Riscatto per Vanessa e Greta? Perché è possibile, ma anche no
Con la liberazione di Vanessa Marzullo e Greta Ramelli, le due ventenni cooperanti che erano state rapite in Siria il 31 luglio 2014 e sono rientrate in Italia nella notte tra giovedì 16 e venerdì 17 gennaio dopo oltre 5 mesi di prigionia in mano dei miliziani di al-Nusra, è scoppiata la polemica sul presunto pagamento del riscatto. Tutto è partito da un tweet di un siriano vicino al gruppo jihadista che aveva in mano le ragazze: «Jabhat al-Nusra (islamisti della Siria) rilascia i 2 ostaggi italiani, 12 milioni di dollari, Iddio non ci ha fatti che per la vittoria di questa Religione… dollari! Caspita!». L’indiscrezione è stata ripresa dai media arabi e s’è poi diffusa a macchia d’olio: l’Italia avrebbe dunque pagato 12 milioni di dollari per ottenere la liberazione di Vanessa e Greta.

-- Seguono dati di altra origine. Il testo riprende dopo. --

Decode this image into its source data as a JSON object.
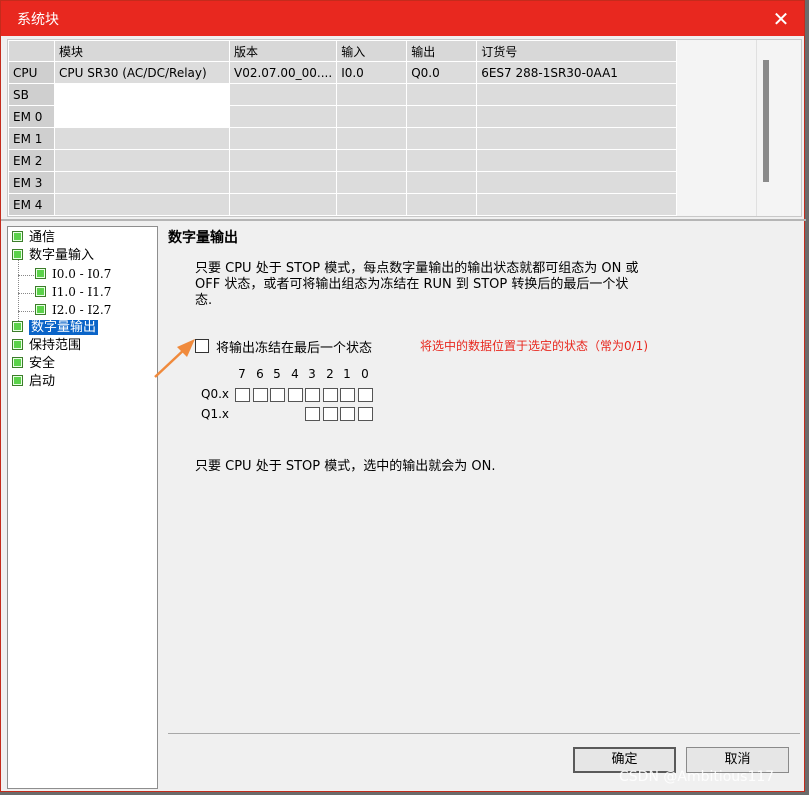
{
  "window": {
    "title": "系统块",
    "close_glyph": "✕"
  },
  "grid": {
    "headers": [
      "模块",
      "版本",
      "输入",
      "输出",
      "订货号"
    ],
    "rows": [
      {
        "slot": "CPU",
        "module": "CPU SR30 (AC/DC/Relay)",
        "version": "V02.07.00_00....",
        "input": "I0.0",
        "output": "Q0.0",
        "order": "6ES7 288-1SR30-0AA1"
      },
      {
        "slot": "SB",
        "module": "",
        "version": "",
        "input": "",
        "output": "",
        "order": ""
      },
      {
        "slot": "EM 0",
        "module": "",
        "version": "",
        "input": "",
        "output": "",
        "order": ""
      },
      {
        "slot": "EM 1",
        "module": "",
        "version": "",
        "input": "",
        "output": "",
        "order": ""
      },
      {
        "slot": "EM 2",
        "module": "",
        "version": "",
        "input": "",
        "output": "",
        "order": ""
      },
      {
        "slot": "EM 3",
        "module": "",
        "version": "",
        "input": "",
        "output": "",
        "order": ""
      },
      {
        "slot": "EM 4",
        "module": "",
        "version": "",
        "input": "",
        "output": "",
        "order": ""
      }
    ]
  },
  "tree": {
    "items": [
      {
        "label": "通信"
      },
      {
        "label": "数字量输入"
      },
      {
        "label": "I0.0 - I0.7"
      },
      {
        "label": "I1.0 - I1.7"
      },
      {
        "label": "I2.0 - I2.7"
      },
      {
        "label": "数字量输出",
        "selected": true
      },
      {
        "label": "保持范围"
      },
      {
        "label": "安全"
      },
      {
        "label": "启动"
      }
    ]
  },
  "panel": {
    "heading": "数字量输出",
    "description_line1": "只要 CPU 处于 STOP 模式，每点数字量输出的输出状态就都可组态为 ON 或",
    "description_line2": "OFF 状态，或者可将输出组态为冻结在 RUN 到 STOP 转换后的最后一个状",
    "description_line3": "态.",
    "freeze_label": "将输出冻结在最后一个状态",
    "freeze_checked": false,
    "annotation": "将选中的数据位置于选定的状态（常为0/1)",
    "bit_numbers": [
      "7",
      "6",
      "5",
      "4",
      "3",
      "2",
      "1",
      "0"
    ],
    "row_q0": "Q0.x",
    "row_q1": "Q1.x",
    "q0_bit_count": 8,
    "q1_bit_count": 4,
    "description2": "只要 CPU 处于 STOP 模式，选中的输出就会为 ON."
  },
  "buttons": {
    "ok": "确定",
    "cancel": "取消"
  },
  "watermark": "CSDN @Ambitious117",
  "colors": {
    "titlebar": "#e8281f",
    "annotation": "#e8281f",
    "arrow": "#f08a3c",
    "selection": "#0a64c8"
  }
}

تنظيم القاعد دمر ما تبقى من الثورة السورية.. واخرها خطف الناشطتين الايطالتين واطلاق سراحهما مقابل 12مليون دولار ليظهرها ثورة ارهابية للعالم
— eyad khateb (@EKhateb88) 15 Gennaio 2015
Sui social è iniziato a serpeggiare lo sdegno di tanti, scandalizzati dal fatto che una cifra così alta possa essere stata pagata per liberare due ragazza che in tanti hanno definito «incoscienti» (negli appellativi più gentili) per essere andate, così giovani, in una terra di guerra. La polemica è poi montata per le critiche giunte da diversi esponenti del M5S e della Lega Nord, a partire dal leader Salvini, che ha definito «uno schifo» l’eventuale pagamento del riscatto.
Se veramente per liberare le due amiche dei siriani il Governo avesse pagato un riscatto di 12 milioni, sarebbe uno schifo! #Salvini #Lega
— Matteo Salvini (@matteosalvinimi) 15 Gennaio 2015
Il ministro degli Esteri, Paolo Gentiloni, nel primo pomeriggio di venerdì 17 gennaio, ha tenuto un discorso alla Camera. Nell’occasione ha negato il pagamento di qualsiasi cifra da parte dell’Italia, liquidando le voci come «illazioni». Tesi che ha confermato poche ore dopo ospite al programma Otto e Mezzo su La7. Le due ragazze, però, davanti ai procuratori di Roma che le hanno interrogate nelle ore immediatamente successive al rientro in Italia, hanno affermato che i loro rapitori hanno detto: «Vi abbiamo prese per i soldi». Quale dunque la verità? Difficile, se non impossibile, affermarlo. Solo i vertici dei servizi segreti italiani e della Farnesina possono sapere la realtà e certamente non la sbandiereranno ai quattro venti. Si possono però fare delle valutazioni. Le ha fatte, ad esempio, Carlo Biffani, 54 anni, ex paracadutista della Folgore e oggi direttore generale della società Security Consulting Group, che si occupa della pianificazione e dello svolgimento di servizi che spaziano dalla sicurezza al business intelligence fino alla formazione. Intervenuto a Radio 24, Biffani ha esposto in modo chiaro i motivi per cui è possibile che l’Italia abbia pagato un riscatto e quelli per cui, invece, non è possibile. Mettendo in luce come sia complicato giungere ad una verità certa e chiarendo alcuni “segreti" del mestiere.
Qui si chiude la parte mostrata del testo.